Another Way of Looking: Influences from Islam
main gallery: May 21 to June 26, 2010
Susanne Slavick, Rebirth: Eve’s Escort, 2007, gouache on archival digital print, 16x24”
Raised in a Catholic home by a father who studied in the seminary and a mother who converted from Lutheranism, I have long been influenced by the images and symbols of faith. My outlook on social and political justice and commitment to pacifism was deeply informed by my religious education. Just as I have explored and translated the iconography and spirit within my own Christian culture — its saintliest acts and bloodiest mistakes — I have also sought to learn more about other faiths, especially the faith of our supposed enemies: Islam.
As a citizen of a country that is often at war, I resist the demonization of any population and seek to reveal the religious and cultural expression of those we willfully or obliviously misunderstand here and abroad. I do not presume any expertise in Islam and recognize its diversity of religious expression. I borrow images from its art and architecture, knowing that I am an outsider. In considering and responding to its traditions, I seek to reveal, regret and reconstruct that which is threatened, lost or ruined in countries currently under attack. I see my artwork (the R&R(&R) series in particular) as a kind of empathic restitution.
My work has been influenced by the religion of Islam as expressed through its visual and literary culture. I am immersed in an ongoing search to discover and establish connections between Islamic culture and my own. Rejecting the intolerance of fundamentalism, whether Judeo-Christian or Islamic, I seek the principles and practitioners of faiths that insure our ability to do more than simply survive, to live good lives and perform good works, whether we attain salvation or not.

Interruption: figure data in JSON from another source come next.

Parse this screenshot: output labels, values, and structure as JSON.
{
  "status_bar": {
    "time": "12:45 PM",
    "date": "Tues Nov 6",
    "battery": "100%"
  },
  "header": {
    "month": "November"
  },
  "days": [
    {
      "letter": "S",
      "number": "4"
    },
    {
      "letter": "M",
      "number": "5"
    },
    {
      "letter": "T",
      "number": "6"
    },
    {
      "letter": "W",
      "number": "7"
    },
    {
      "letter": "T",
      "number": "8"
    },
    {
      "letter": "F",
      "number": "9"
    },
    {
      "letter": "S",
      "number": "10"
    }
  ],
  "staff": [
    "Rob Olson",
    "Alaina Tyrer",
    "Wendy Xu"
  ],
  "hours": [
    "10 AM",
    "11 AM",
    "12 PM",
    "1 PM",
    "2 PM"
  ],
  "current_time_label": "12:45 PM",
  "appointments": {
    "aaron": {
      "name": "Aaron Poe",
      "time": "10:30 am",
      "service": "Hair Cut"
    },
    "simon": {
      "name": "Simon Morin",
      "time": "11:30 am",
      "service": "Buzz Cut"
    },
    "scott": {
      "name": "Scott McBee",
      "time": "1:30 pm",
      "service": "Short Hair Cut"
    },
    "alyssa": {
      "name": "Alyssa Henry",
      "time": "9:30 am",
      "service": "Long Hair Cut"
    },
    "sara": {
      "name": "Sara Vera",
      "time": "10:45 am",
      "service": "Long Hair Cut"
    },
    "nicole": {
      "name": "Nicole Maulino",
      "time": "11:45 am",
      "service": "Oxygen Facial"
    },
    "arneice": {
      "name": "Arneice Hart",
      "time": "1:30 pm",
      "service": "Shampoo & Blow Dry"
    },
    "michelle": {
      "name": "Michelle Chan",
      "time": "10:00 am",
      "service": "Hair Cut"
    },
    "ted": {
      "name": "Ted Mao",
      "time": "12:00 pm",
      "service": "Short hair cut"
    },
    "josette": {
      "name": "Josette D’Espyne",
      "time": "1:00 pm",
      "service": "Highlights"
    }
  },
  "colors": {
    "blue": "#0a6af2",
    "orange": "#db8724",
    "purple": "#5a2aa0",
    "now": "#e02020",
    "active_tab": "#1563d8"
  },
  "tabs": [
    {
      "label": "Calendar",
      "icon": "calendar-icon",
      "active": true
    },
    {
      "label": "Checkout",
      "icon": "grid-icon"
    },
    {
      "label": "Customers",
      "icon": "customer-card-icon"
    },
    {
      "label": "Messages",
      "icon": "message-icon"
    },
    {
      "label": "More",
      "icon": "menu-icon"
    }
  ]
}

Susanne Slavick is an artist whose imagery relies on sources ranging from antiquated cartography to Persian miniatures to internet documentation of sites in conflict. With the crossed eyes of a realist and idealist, her recent paintings and works on paper are attempts at empathic restitution, gestures of recognition, remorse and recovery in face of devastation.
Slavick is the Andrew W. Mellon Professor of Art at Carnegie Mellon. Graduating from Yale University in 1978, she subsequently studied at Jagiellonian University in Krakow and earned her MFA at Tyler School of Art in Rome and Philadelphia. Slavick has exhibited in museums and galleries in across the country as well as in Europe and Asia. Her paintings have been recognized through an artist fellowship from the National Endowment for the Arts and four awards from the Pennsylvania Council on the Arts. In 2008, she was designated “Artist of the Year” by the Pittsburgh Center for the Arts where she premiered “R&R(&R)”. Works from this ongoing series of works on paper have traveled to the Warhol Museum in Pittsburgh, Rutgers University, the Chicago Cultural Center, Bradley University and Art Chicago through Zolla Lieberman Gallery. Her solo show at McDonough Museum of Art in Youngstown, Ohio opens this fall.